The effects of demand volatility are illustrated in the following three-minute video:
Demand volatility can be especially problematic when customers require their suppliers to adhere to constantly changing demand forecasts as the video illustrates. The situation is further exacerbated when the customer commands a large portion of a supplier's business. Over-managed and over-exercised demand forecasts test suppliers' capacity by introducing demand spikes and make on-time shipments challenging not only for the principal customer but also for suppliers' other customers who must compete for supplier capacity in an environment where work priorities are constantly changing.
Fortunately, there are ways of resolving the effects of overly-precise forecast volatility, both for those forecasts generated internally as well as those imposed externally by customers.
Improperly Implemented Demand Forecasts
Once you have a demand planning forecast, what do you do with it? If you want it to drive your inventory planning, then you can either 1) load it into your ERP system to drive manufacturing and/or purchase orders directly or 2) you can use it to drive planned inventory levels. Let's focus on the latter since it is an area that often goes wrong.
The question is how do you use your ERP to establish target inventory levels for each item? There are a variety of methods that systems commonly use and so there are different ways to do it. If the forecast is used in a way that is either redundant with or not compatible with one of these inventory planning methods, then inventory target levels will likely be overstated, thus driving up inventory unnecessarily. The technical details of how to resolve this are beyond the scope of this article, but suffice it to say that these issues are almost always tractable, particularly when the forecasts are generated internally.
Sales, Inventory, and Operations Planning (SIOP)
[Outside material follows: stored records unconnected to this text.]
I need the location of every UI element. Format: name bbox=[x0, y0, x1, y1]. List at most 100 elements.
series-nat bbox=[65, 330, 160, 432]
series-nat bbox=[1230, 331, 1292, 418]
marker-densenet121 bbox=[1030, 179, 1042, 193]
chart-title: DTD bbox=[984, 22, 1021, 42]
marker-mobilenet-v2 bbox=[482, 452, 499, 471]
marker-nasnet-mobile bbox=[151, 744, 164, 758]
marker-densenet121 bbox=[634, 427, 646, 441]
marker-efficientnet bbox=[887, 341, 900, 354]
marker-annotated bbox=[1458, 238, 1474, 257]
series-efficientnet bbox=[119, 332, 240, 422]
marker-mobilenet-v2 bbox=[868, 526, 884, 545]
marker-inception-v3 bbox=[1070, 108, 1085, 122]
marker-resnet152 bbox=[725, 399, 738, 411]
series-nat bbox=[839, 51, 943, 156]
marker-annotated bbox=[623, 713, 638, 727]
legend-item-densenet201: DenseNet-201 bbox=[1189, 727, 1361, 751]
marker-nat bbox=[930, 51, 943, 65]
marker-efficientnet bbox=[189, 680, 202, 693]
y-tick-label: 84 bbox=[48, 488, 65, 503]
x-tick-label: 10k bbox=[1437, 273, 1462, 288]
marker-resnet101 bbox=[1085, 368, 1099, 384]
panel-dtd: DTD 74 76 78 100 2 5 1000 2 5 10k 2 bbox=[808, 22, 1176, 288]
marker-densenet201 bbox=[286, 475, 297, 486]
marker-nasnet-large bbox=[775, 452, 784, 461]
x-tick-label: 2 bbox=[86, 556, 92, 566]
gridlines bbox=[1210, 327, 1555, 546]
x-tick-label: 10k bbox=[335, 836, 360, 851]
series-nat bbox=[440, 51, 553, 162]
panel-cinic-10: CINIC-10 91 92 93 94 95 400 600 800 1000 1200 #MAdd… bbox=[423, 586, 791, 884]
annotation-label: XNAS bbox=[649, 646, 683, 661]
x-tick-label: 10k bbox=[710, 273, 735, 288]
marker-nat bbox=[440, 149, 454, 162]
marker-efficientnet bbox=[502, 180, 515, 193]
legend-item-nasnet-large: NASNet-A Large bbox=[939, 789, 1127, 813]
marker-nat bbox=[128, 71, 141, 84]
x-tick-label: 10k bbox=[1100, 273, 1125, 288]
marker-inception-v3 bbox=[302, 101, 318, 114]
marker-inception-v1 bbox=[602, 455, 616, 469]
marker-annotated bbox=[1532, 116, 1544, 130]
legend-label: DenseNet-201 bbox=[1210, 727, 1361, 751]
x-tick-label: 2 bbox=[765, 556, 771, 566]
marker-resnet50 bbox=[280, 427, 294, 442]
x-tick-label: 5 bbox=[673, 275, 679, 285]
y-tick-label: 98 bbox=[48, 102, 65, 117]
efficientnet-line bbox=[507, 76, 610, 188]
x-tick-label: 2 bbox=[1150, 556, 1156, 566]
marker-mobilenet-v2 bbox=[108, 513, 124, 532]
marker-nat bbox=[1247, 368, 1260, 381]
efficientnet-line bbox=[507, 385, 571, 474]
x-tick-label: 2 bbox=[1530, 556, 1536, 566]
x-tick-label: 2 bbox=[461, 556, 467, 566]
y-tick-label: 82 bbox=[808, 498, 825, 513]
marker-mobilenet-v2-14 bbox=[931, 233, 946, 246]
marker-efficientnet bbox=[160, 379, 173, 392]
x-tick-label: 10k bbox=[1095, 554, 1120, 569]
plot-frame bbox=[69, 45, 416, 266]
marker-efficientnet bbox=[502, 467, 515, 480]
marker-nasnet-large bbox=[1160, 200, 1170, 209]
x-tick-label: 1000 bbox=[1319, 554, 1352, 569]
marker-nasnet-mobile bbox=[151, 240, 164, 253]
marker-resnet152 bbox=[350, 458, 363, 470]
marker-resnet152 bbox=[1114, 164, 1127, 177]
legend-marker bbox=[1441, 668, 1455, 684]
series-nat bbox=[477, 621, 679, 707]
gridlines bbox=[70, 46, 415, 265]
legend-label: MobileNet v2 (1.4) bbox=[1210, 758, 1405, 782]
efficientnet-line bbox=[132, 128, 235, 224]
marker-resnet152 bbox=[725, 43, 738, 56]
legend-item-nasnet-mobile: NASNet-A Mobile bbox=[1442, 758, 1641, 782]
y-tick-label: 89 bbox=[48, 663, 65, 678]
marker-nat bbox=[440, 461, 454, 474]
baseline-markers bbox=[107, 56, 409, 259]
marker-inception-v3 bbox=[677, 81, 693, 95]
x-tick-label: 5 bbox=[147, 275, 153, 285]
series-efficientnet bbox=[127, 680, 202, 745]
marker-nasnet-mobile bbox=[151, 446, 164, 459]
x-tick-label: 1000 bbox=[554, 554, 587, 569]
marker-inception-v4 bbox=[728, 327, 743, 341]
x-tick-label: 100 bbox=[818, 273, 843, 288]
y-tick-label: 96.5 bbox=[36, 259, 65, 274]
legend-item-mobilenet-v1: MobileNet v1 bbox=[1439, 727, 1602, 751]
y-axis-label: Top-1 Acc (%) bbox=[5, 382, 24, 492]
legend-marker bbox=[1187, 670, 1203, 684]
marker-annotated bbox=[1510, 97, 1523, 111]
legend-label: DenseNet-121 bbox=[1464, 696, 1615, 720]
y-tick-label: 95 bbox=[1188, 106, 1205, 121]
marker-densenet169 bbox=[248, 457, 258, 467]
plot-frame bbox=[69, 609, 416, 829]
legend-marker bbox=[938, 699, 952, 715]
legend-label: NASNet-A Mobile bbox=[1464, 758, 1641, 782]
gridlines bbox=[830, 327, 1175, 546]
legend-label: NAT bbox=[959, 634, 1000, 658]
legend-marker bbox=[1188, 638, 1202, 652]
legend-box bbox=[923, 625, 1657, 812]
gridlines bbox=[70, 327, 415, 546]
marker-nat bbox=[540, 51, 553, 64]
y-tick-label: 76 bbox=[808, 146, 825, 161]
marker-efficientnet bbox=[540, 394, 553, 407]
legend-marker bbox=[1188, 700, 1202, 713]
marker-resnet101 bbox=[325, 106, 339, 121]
For readers that are not familiar with SIOP, it is an integrated planning management paradigm that seeks to align inventory, production, staffing, and capital planning with sales demand. It is essentially a formal corporate process used to "throttle" the company's operations and investments so that they can work together to effectively meet customer demand. Since procurement, manufacturing, staffing, or capital planning lead times may in some cases be long, demand forecasting plays an essential role that allows managers to "see over the horizon". Companies that feel the need to tighten their strategic planning processes should consider the implementation of a formal SIOP process as an effective way of navigating market upturns and downturns.